Booker Prize shortlist announced as SJP calls judging agony a privilege
Five-judge panel trims longlist of 13 to six contenders; winner to be revealed Nov. 10 in London
LONDON — The Booker Prize has announced its six-strong shortlist from a 13-book longlist, with actress Sarah Jessica Parker among the five judges who described the process as agonizing yet a privilege. The Sex and the City star is part of a panel that also includes Roddy Doyle, Kiley Reid, Chris Power and Ayọ̀bámi Adébáyọ̀. The winner will be crowned at a ceremony in London on Nov. 10.
The six shortlisted titles span a range of themes and geographies, from intimate family dramas to geopolitical thrillers. Susan Choi’s Flashlight is the first among the six to be highlighted. Choi’s sixth novel opens with a 10-year-old girl walking along a beach with her father, who is later presumed drowned, and follows the daughter across generations and locations from Japan to America and North Korea. The judges described Flashlight as a family drama and geopolitical thriller centered on a remarkable episode from history that lingers in the reader’s mind.
Kiran Desai, whose The Inheritance of Loss won the prize in 2006, returns with The Loneliness of Sonia and Sunny Desai. The 650-page epic follows two Indian-born writers who have settled in the United States as they reconnect on an overnight train. The judges called it an intimate and expansive epic about two people finding a pathway to love and about class, race and nationhood, noting that the book contains a rich meditation on belonging and identity.
Katie Kitamura’s Audition, the fifth novel by the US author, centers on an actress who meets a man claiming to be her son, with overlapping narratives that blur the lines between performance and reality. The work has garnered attention for its taut, suspenseful narration that pushes readers to question what constitutes truth. The project has drawn additional notice because Barack and Michelle Obama’s production company is developing a film version starring Lucy Liu.
Ben Markovits’s The Rest of Our Lives follows a middle-aged man who leaves his home and marriage to embark on a road trip after dropping his daughter at university. Markovits’s long career includes writing that mixes personal introspection with larger social themes, and this 12th novel of his career is described by the judges as a road-trip chronicle that also probes illness, family bonds and farewell through a highly relatable narrator.
Andrew Miller’s The Land in Winter is set in 1962 in the West Country and follows two couples — with two pregnant women — as a ferocious winter storm tests the characters’ relationships. Miller, who hails from Bristol, was previously nominated for Oxygen in 2001, and the judges described the novel as a gripping study of how people live and negotiate tensions within marriage during extraordinary circumstances.
David Szalay’s Flesh tracks a shy 15-year-old boy from a Hungarian housing estate who ascends into the world of London’s ultra-rich as a driver and security guard. Szalay’s sixth novel surveys class ascent and a man who is unusually detached from his own desires, while also delivering a fast-paced narrative that the judges called a compelling meditation on life.
Seven books from the longlist did not advance to the shortlist: Claire Adam, Tash Aw, Natasha Brown, Jonathan Buckley, Maria Reva, Benjamin Wood and Ledia Xhoga. Parker acknowledged that whittling the list down involved tough decisions and said there were books that the panel members had hoped to keep but could not.
To guide their choices, the judges used a traffic-light rating system — green, amber and red — to assess how strongly they connected with each work. Parker said the process of reaching the traffic lights was itself a moment of high emotion and excitement, noting that the experience of reading early copies and discussing them with other writers was a privilege.
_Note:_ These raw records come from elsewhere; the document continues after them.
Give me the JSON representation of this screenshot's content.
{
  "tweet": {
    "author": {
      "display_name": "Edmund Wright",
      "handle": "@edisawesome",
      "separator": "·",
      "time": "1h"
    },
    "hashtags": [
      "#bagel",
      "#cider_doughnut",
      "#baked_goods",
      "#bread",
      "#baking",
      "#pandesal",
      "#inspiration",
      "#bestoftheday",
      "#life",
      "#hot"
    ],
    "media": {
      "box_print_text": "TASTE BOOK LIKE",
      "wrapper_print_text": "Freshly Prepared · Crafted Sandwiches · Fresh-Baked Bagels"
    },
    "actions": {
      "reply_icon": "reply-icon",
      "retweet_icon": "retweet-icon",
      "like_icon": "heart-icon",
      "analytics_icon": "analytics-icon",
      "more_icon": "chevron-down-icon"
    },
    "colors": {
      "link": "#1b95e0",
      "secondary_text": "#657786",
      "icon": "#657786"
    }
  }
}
The jury was chaired by former Booker winner Roddy Doyle and included writers Kiley Reid, Chris Power and Ayọ̀bámi Adébáyọ̀. Doyle has previously guided the prize to a diverse set of winners, and this year’s panel sought a balance between established voices and newer, boundary-pushing narratives.
The Booker Prize remains one of the world’s most celebrated literary awards, with the winner earning not only international recognition but a substantial boost in readership. The shortlist announcements are typically followed by a flurry of critical analysis and book-tour activity as readers anticipate the final decision.
The ceremony to announce the winner is scheduled for November 10 in London, where the author will receive the prize and a substantial literary prize. The six shortlisted works represent a broad spectrum of modern fiction, from intimate family dramas to social thrillers, and reflect the prize’s ongoing interest in novels that traverse borders, cultures and social hierarchies.
In addition to the broadcasting and literary community interest, the inclusion of Audition has drawn extra attention for Kitamura, given the adaptation interest surrounding the book. The intersection of literature and film production continues to be a feature of contemporary Booker suspense, with audiences looking for how the shortlisted works translate to screen or stage.
As the countdown to the November ceremony begins, publishers and readers alike will revisit these six titles to gauge which narrative resonates most with the judges’ criteria for achievement, ambition and craft. The Booker Prize, while rooted in literature, often reflects broader cultural conversations about memory, power, class, and belonging, and this year’s shortlist appears to be no exception.